Saat tengah asik menghafalkan puisi dan Jen juga tengah kusuk menghafal naskah dongeng yang akan ditampilkannya nanti, masuk pesan gres pada handphonku.


Isinya dari Fidi yang memberi tahu bahwa besok siang ada jadwal latihan di aula fakultas.


“Kamu enak, Jen! gak perlu sering-sering latihan dengan yang lain, cukup di kosan sambil tiduran!” Kataku kepada Jen yang seolah begitu santai dengan tugasnya.


Sementara cewek orisinil Indramayu itu hanya tertawa.


“Habis, saya gak bisa nyanyi sih! coba suaraku bagus, pribadi tereliminasi tuh geng narsis!”


“Hus! jangan dong! memangnya sekolah tinggi fantasi apa? pake ada program eliminasi!”


 


“Kawan-kawan, tampaknya ada lagu yang harus dihilangkan lantaran Pak Makmur meminta puisi karangannya ikut ditampilkan.” Fidi membuka latihan sesudah semua berkumpul.


Teman-temanku pribadi bereaksi dengan berlomba ingin menyanyikan puisinya Pak Makmur itu.


“Tunggu dulu! maaf nih sebelumnya, lantaran pak Makmur sudah menentukan orang yang membawakannya.”


“Siapa?” Mereka ramai bertanya, seolah ingin sekali mengemban kiprah itu.


Sedang saya menyerupai biasanya, tetap damai memperhatikan. Dalam hati pun tak tertarik sama sekali dengan isu itu, terlebih rasa kecewa pada Pak Makmur yang tidak meloloskanku pada sleksi monolog.

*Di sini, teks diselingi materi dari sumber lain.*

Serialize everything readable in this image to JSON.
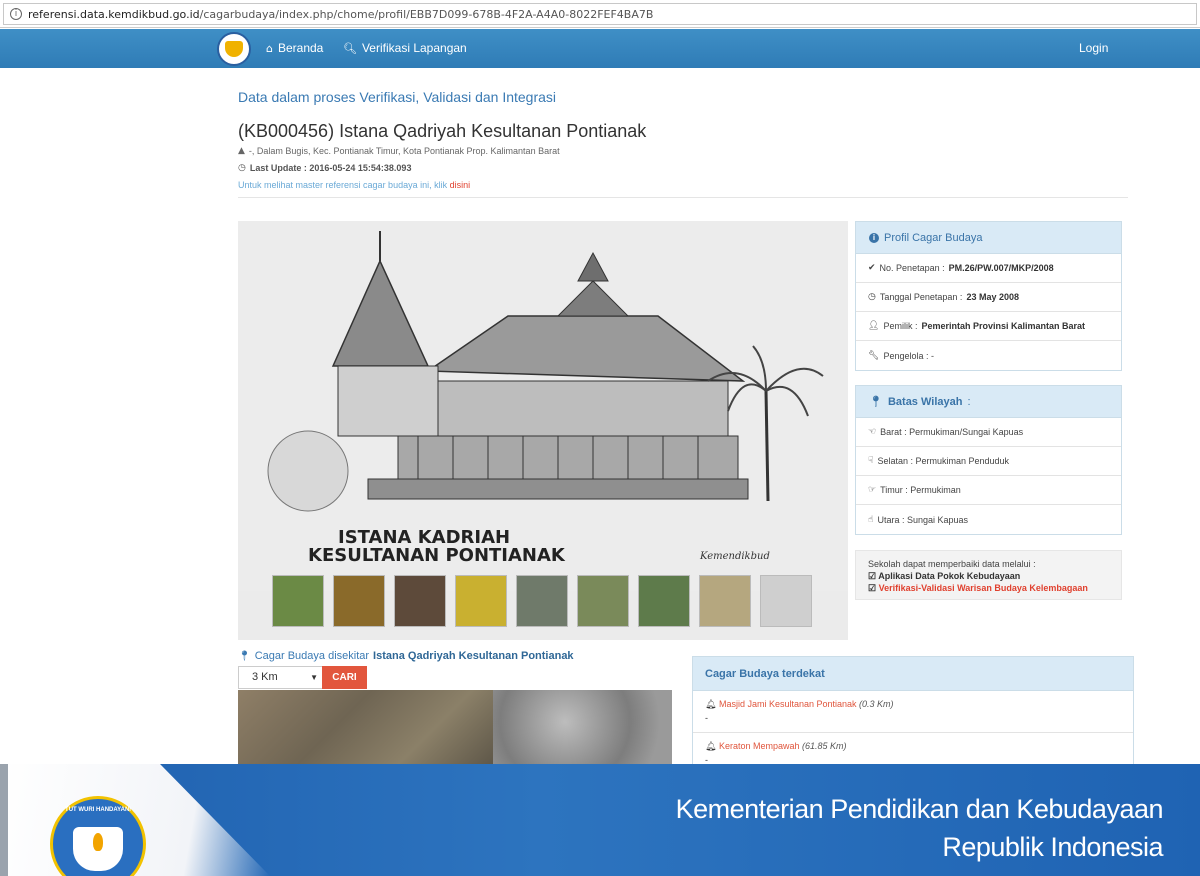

“Iah, pak Makmur minta Nensi buat membawakan puisinya. Gimana, Nens! bisa?” Seketika suasana menjadi sepi, semuanya diam, kecuali para pemain musik yang membunyikan pelan alat musiknya.


Aku bisa mencicipi dengan jelas, bagaimana teman-temanku yang saling pandang, entah protes atau akal-akalan tak peduli, yang niscaya saya hanya mengangguk sebagai balasan atas pertanyaan Fidi.


 


Satu, dua, tiga ahad kami bekerja keras, hasilnya hari pergelaran itu tiba.


Kesibukan tampak terang di belakang panggung. Tim penata rias berteriak-teriak memanggil teman-teman yang akan di-make up.


Lagi-lagi saya harus rela untuk make up belakangan lantaran harus menunggu teman-teman yang lain selesai.


“Begini juga kau sudah cantik, Nens! gak perlu make up berlebihan,” Itu kata Rina, salahsatu sobat dekatku yang bertugas jadi penata rias.


“Batiknya baru, yah?” Komentarnya pada batik yang kukenakan.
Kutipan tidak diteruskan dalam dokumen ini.